Die Ausstellung superflat verdeutlicht das auf unterschiedliche Art. Imaginäre Bildräumlichkeit erlaubt flächiges Nebeneinander mit räumlicher Tiefenstruktur so zu koordinieren, dass die Autonomie der Bildfläche gewahrt bleibt, ohne in einen illusionistischen Bildraum abzugleiten. Die Autonomie der Bildfläche ist ein wesentliches Glied in der Kette der Autonomie der Elemente, welche mit dem Flächenraum der abstrakten Malerei streng gekoppelt war und eigenen phänomenologischen Kriterien (wie Flächenspannung) folgte. Bleiben die Elemente als selbständige Bahnen im Ganzen des Bildgefüges erhalten oder lesbar, so vermag sich eine eigene Dynamik des Bildraumes aus dem Wechselspiel von Flachraum und Tiefenraum dem Blick zu öffnen. Der Betrachter fe kann Nahes und Fernes aus der Veranlagung der Elemente räumlich konzipieren und zugleich das selbständige Element im Spannungsfeld der Fläche verfolgen.
Die Verschränkungen imaginärer Bildräume mit dem realen Umgebungsraum bilden eine eigene Note im praktischen wie theoretischen Diskurs der Ultramoderne. Darin zeigt sich, inwieweit in einer Ausstellung Objekte der bildenden Kunst nicht bloß nebeneinander und nacheinander aufgehängt und aufgespannt sind, sondern einen dynamischen Raum in Gang bringen, in dem der Betrachter fe sich als Teil und Ganzes zur Erfahrung bringen kann. Der dynamische Raum ist ein Raum, in dem physische wie mentale Komponenten verschmelzen, welcher die Dimension der Kunst evoziert.

 

Ingo Nussbaumer
Künstler und Kunsttheoretiker. Lebt und arbeitet in Wien. Publikationen unter anderem:                  
Malerei als Proposition (Triton Verlag, Wien 1997)
Die Idee des Bildes - als Beitrag zu einer Noetik der Kunst (Edition Splitter, Wien 2002)
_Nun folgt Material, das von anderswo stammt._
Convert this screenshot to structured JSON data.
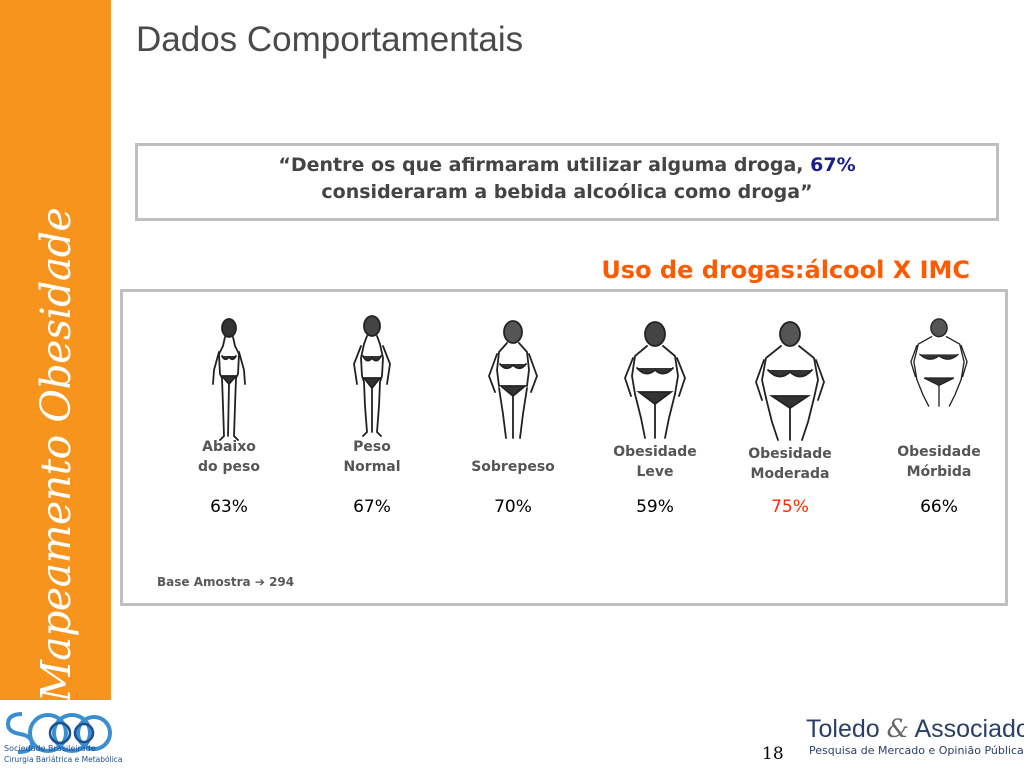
{
  "sidebar": {
    "label": "Mapeamento Obesidade",
    "color": "#f7941d"
  },
  "slide": {
    "title": "Dados Comportamentais",
    "page_number": "18"
  },
  "quote": {
    "line1_before": "“Dentre os que afirmaram utilizar alguma droga,",
    "highlight": "67%",
    "line2": "consideraram a bebida alcoólica como droga”"
  },
  "chart": {
    "title": "Uso de drogas:álcool X IMC",
    "title_color": "#ff5a00"
  },
  "categories": [
    {
      "label_line1": "Abaixo",
      "label_line2": "do peso",
      "value": "63%",
      "icon": "underweight-figure-icon",
      "highlight": false
    },
    {
      "label_line1": "Peso",
      "label_line2": "Normal",
      "value": "67%",
      "icon": "normal-weight-figure-icon",
      "highlight": false
    },
    {
      "label_line1": "Sobrepeso",
      "label_line2": "",
      "value": "70%",
      "icon": "overweight-figure-icon",
      "highlight": false
    },
    {
      "label_line1": "Obesidade",
      "label_line2": "Leve",
      "value": "59%",
      "icon": "mild-obesity-figure-icon",
      "highlight": false
    },
    {
      "label_line1": "Obesidade",
      "label_line2": "Moderada",
      "value": "75%",
      "icon": "moderate-obesity-figure-icon",
      "highlight": true
    },
    {
      "label_line1": "Obesidade",
      "label_line2": "Mórbida",
      "value": "66%",
      "icon": "morbid-obesity-figure-icon",
      "highlight": false
    }
  ],
  "base": {
    "label": "Base Amostra",
    "arrow": "➔",
    "value": "294"
  },
  "logos": {
    "sbcbm": {
      "line1": "Sociedade Brasileirade",
      "line2": "Cirurgia Bariátrica e Metabólica"
    },
    "toledo": {
      "name_part1": "Toledo",
      "amp": "&",
      "name_part2": "Associados",
      "tagline": "Pesquisa de Mercado e  Opinião Pública"
    }
  }
}
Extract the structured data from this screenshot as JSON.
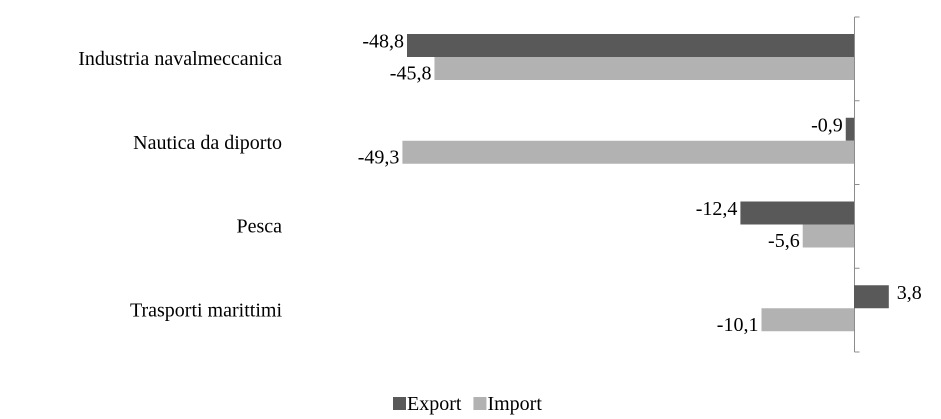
{
  "chart_data": {
    "type": "bar",
    "orientation": "horizontal",
    "categories": [
      "Industria navalmeccanica",
      "Nautica da diporto",
      "Pesca",
      "Trasporti marittimi"
    ],
    "series": [
      {
        "name": "Export",
        "color": "#595959",
        "values": [
          -48.8,
          -0.9,
          -12.4,
          3.8
        ]
      },
      {
        "name": "Import",
        "color": "#b2b2b2",
        "values": [
          -45.8,
          -49.3,
          -5.6,
          -10.1
        ]
      }
    ],
    "data_labels": {
      "Export": [
        "-48,8",
        "-0,9",
        "-12,4",
        "3,8"
      ],
      "Import": [
        "-45,8",
        "-49,3",
        "-5,6",
        "-10,1"
      ]
    },
    "title": "",
    "xlabel": "",
    "ylabel": "",
    "grid": false,
    "legend_position": "bottom"
  }
}
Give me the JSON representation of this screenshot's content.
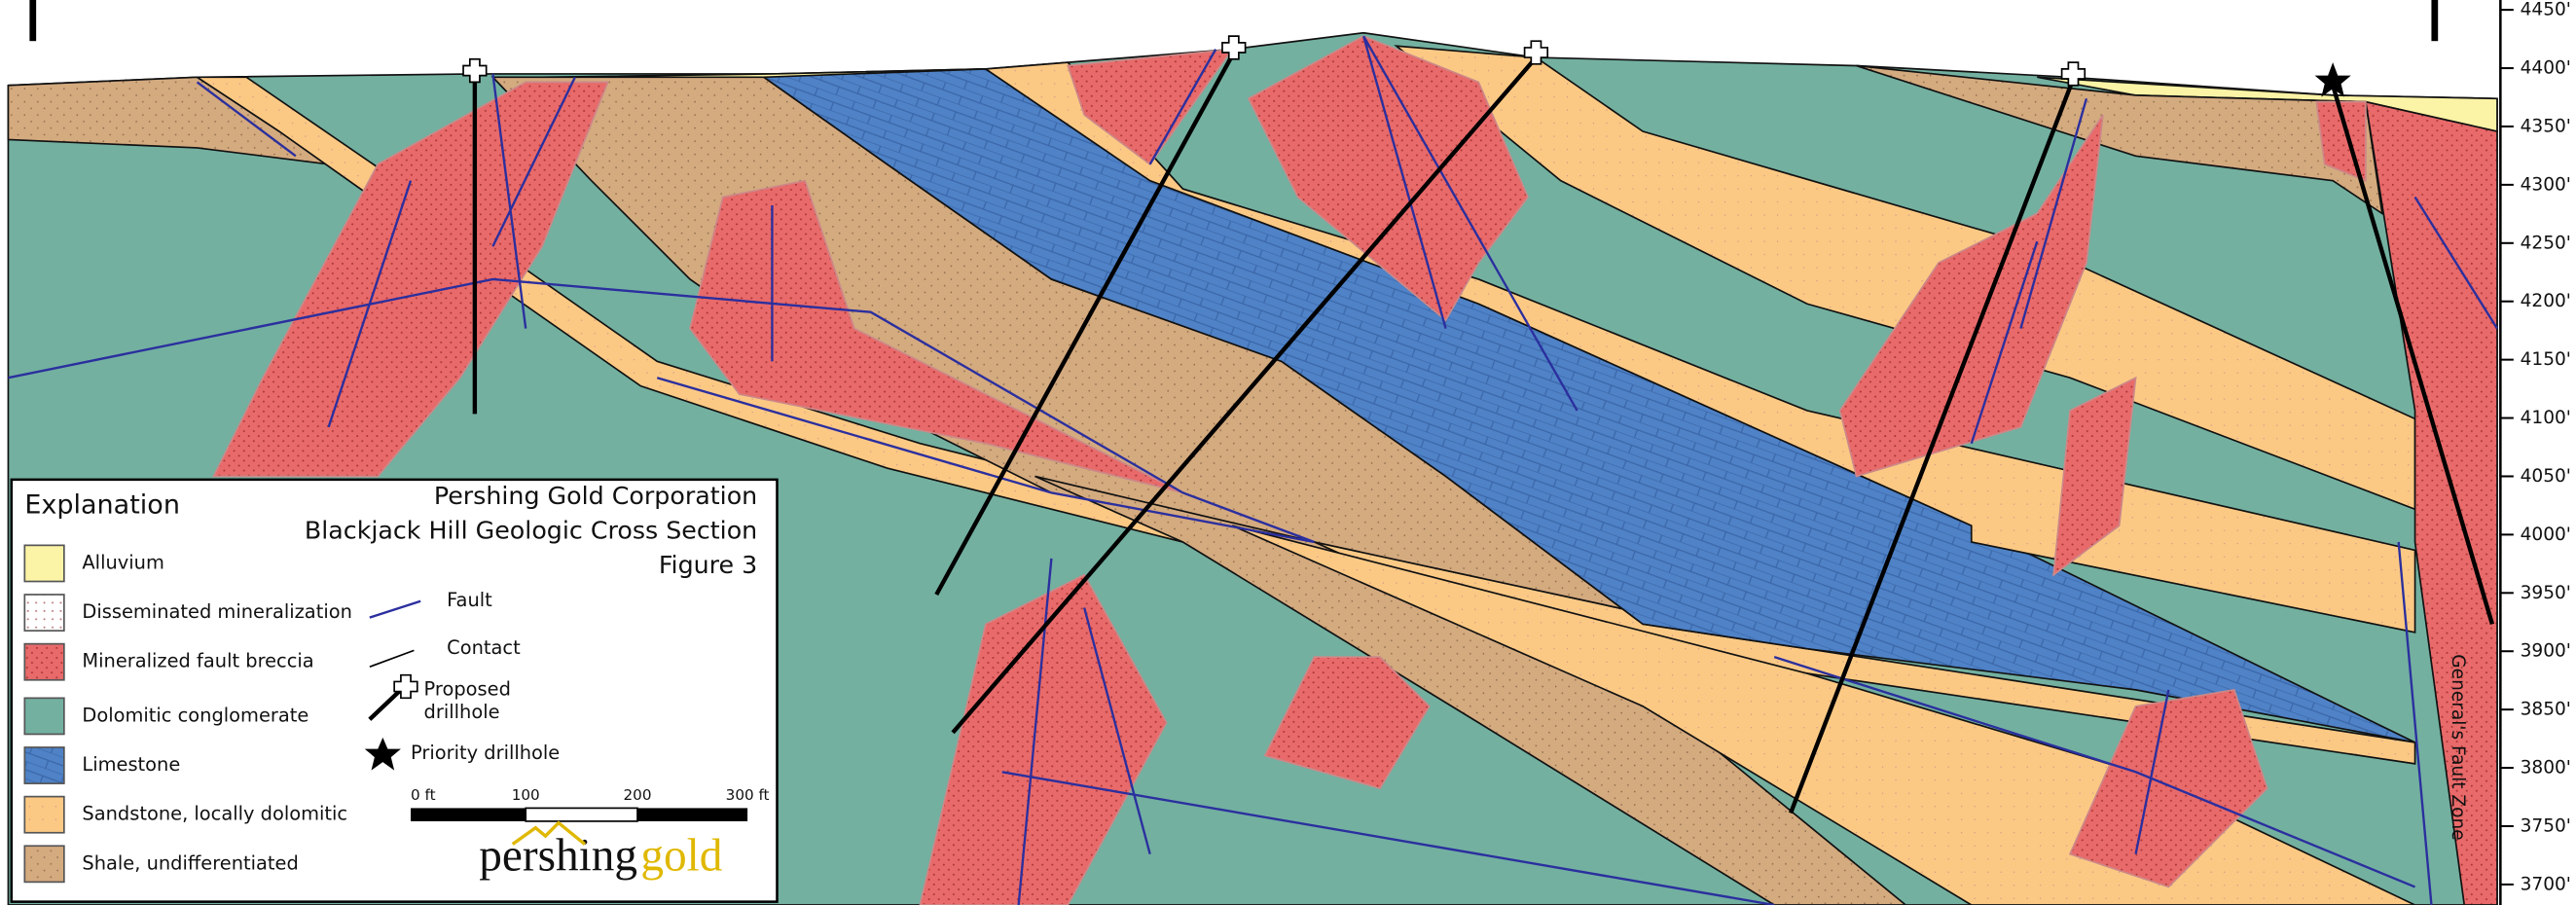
{
  "legend": {
    "title": "Explanation",
    "items": [
      "Alluvium",
      "Disseminated mineralization",
      "Mineralized fault breccia",
      "Dolomitic conglomerate",
      "Limestone",
      "Sandstone, locally dolomitic",
      "Shale, undifferentiated"
    ],
    "fault": "Fault",
    "contact": "Contact",
    "proposed": [
      "Proposed",
      "drillhole"
    ],
    "priority": "Priority drillhole"
  },
  "header": {
    "lines": [
      "Pershing Gold Corporation",
      "Blackjack Hill Geologic Cross Section",
      "Figure 3"
    ]
  },
  "scale_bar": [
    "0 ft",
    "100",
    "200",
    "300 ft"
  ],
  "logo": {
    "left": "pershing",
    "right": "gold"
  },
  "elevation_axis": [
    "4450'",
    "4400'",
    "4350'",
    "4300'",
    "4250'",
    "4200'",
    "4150'",
    "4100'",
    "4050'",
    "4000'",
    "3950'",
    "3900'",
    "3850'",
    "3800'",
    "3750'",
    "3700'"
  ],
  "fault_zone_label": "General's Fault Zone"
}
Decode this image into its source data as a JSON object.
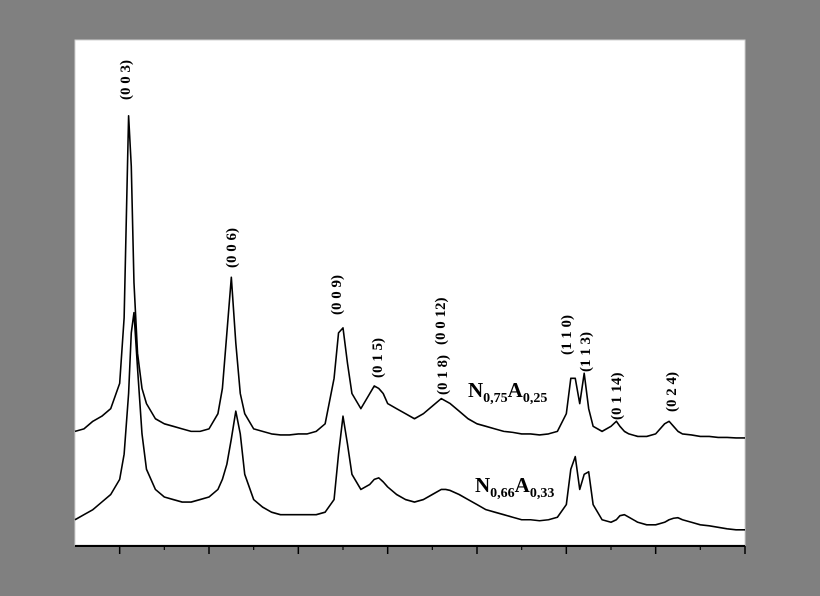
{
  "chart_data": {
    "type": "line",
    "x": [
      5,
      6,
      7,
      8,
      9,
      10,
      10.5,
      11,
      11.3,
      11.6,
      12,
      12.5,
      13,
      14,
      15,
      16,
      17,
      18,
      19,
      20,
      21,
      21.5,
      22,
      22.5,
      23,
      23.5,
      24,
      25,
      26,
      27,
      28,
      29,
      30,
      31,
      32,
      33,
      34,
      34.5,
      35,
      35.5,
      36,
      37,
      38,
      38.5,
      39,
      39.5,
      40,
      41,
      42,
      43,
      44,
      45,
      46,
      46.5,
      47,
      48,
      49,
      50,
      51,
      52,
      53,
      54,
      55,
      56,
      57,
      58,
      59,
      60,
      60.5,
      61,
      61.5,
      62,
      62.5,
      63,
      64,
      65,
      65.6,
      66,
      66.5,
      67,
      68,
      69,
      70,
      71,
      71.5,
      72,
      72.5,
      73,
      74,
      75,
      76,
      77,
      78,
      79,
      80
    ],
    "series": [
      {
        "label_parts": [
          "N",
          "0,75",
          "A",
          "0,25"
        ],
        "color": "#000000",
        "values": [
          22.5,
          23,
          24.5,
          25.5,
          27,
          32,
          45,
          85,
          75,
          52,
          38,
          31,
          28,
          25,
          24,
          23.5,
          23,
          22.5,
          22.5,
          23,
          26,
          31,
          42,
          53,
          40,
          30,
          26,
          23,
          22.5,
          22,
          21.8,
          21.8,
          22,
          22,
          22.5,
          24,
          33,
          42,
          43,
          36,
          30,
          27,
          30,
          31.5,
          31,
          30,
          28,
          27,
          26,
          25,
          26,
          27.5,
          29,
          28.5,
          28,
          26.5,
          25,
          24,
          23.5,
          23,
          22.5,
          22.3,
          22,
          22,
          21.8,
          22,
          22.5,
          26,
          33,
          33,
          28,
          34,
          27,
          23.5,
          22.5,
          23.5,
          24.5,
          23.5,
          22.5,
          22,
          21.5,
          21.5,
          22,
          24,
          24.5,
          23.5,
          22.5,
          22,
          21.8,
          21.5,
          21.5,
          21.3,
          21.3,
          21.2,
          21.2
        ]
      },
      {
        "label_parts": [
          "N",
          "0,66",
          "A",
          "0,33"
        ],
        "color": "#000000",
        "values": [
          5,
          6,
          7,
          8.5,
          10,
          13,
          18,
          30,
          42,
          46,
          35,
          22,
          15,
          11,
          9.5,
          9,
          8.5,
          8.5,
          9,
          9.5,
          11,
          13,
          16,
          21,
          26.5,
          22,
          14,
          9,
          7.5,
          6.5,
          6,
          6,
          6,
          6,
          6,
          6.5,
          9,
          18,
          25.5,
          20,
          14,
          11,
          12,
          13,
          13.3,
          12.5,
          11.5,
          10,
          9,
          8.5,
          9,
          10,
          11,
          11,
          10.8,
          10,
          9,
          8,
          7,
          6.5,
          6,
          5.5,
          5,
          5,
          4.8,
          5,
          5.5,
          8,
          15,
          17.5,
          11,
          14,
          14.5,
          8,
          5,
          4.5,
          5,
          5.8,
          6,
          5.5,
          4.5,
          4,
          4,
          4.5,
          5,
          5.3,
          5.4,
          5,
          4.5,
          4,
          3.8,
          3.5,
          3.2,
          3,
          3
        ]
      }
    ],
    "peak_labels": [
      "(0 0 3)",
      "(0 0 6)",
      "(0 0 9)",
      "(0 1 5)",
      "(0 0 12)",
      "(0 1 8)",
      "(1 1 0)",
      "(1 1 3)",
      "(0 1 14)",
      "(0 2 4)"
    ],
    "xlim": [
      5,
      80
    ],
    "xticks": [
      10,
      20,
      30,
      40,
      50,
      60,
      70,
      80
    ],
    "xminorticks": [
      15,
      25,
      35,
      45,
      55,
      65,
      75
    ],
    "ylim": [
      0,
      100
    ]
  }
}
1 Das hochgestellte Zeichen " fe " am Ende des Ausdrucks "Künstler" kennzeichnet, daß der Ausdruck zugleich "Künstlerin" meint. Es steht für " feman ", eine Zusammensetzung aus "female" und "man". "Feman" wurde von Gudrun Wolfgruber und mir entwickelt, als einfache Art der Kennzeichnung sowohl des männlichen als auch weiblichen Geschlechts. Die Bedeutung des Femanzeichens liegt in erster Linie darin, den Sprachfluß (in schriftlichen Texten) nicht durch irritierende Endungen oder durch die Anführung zweier Geschlechter mittels Schrägstrich zu stören, da es stumm gelesen werden kann.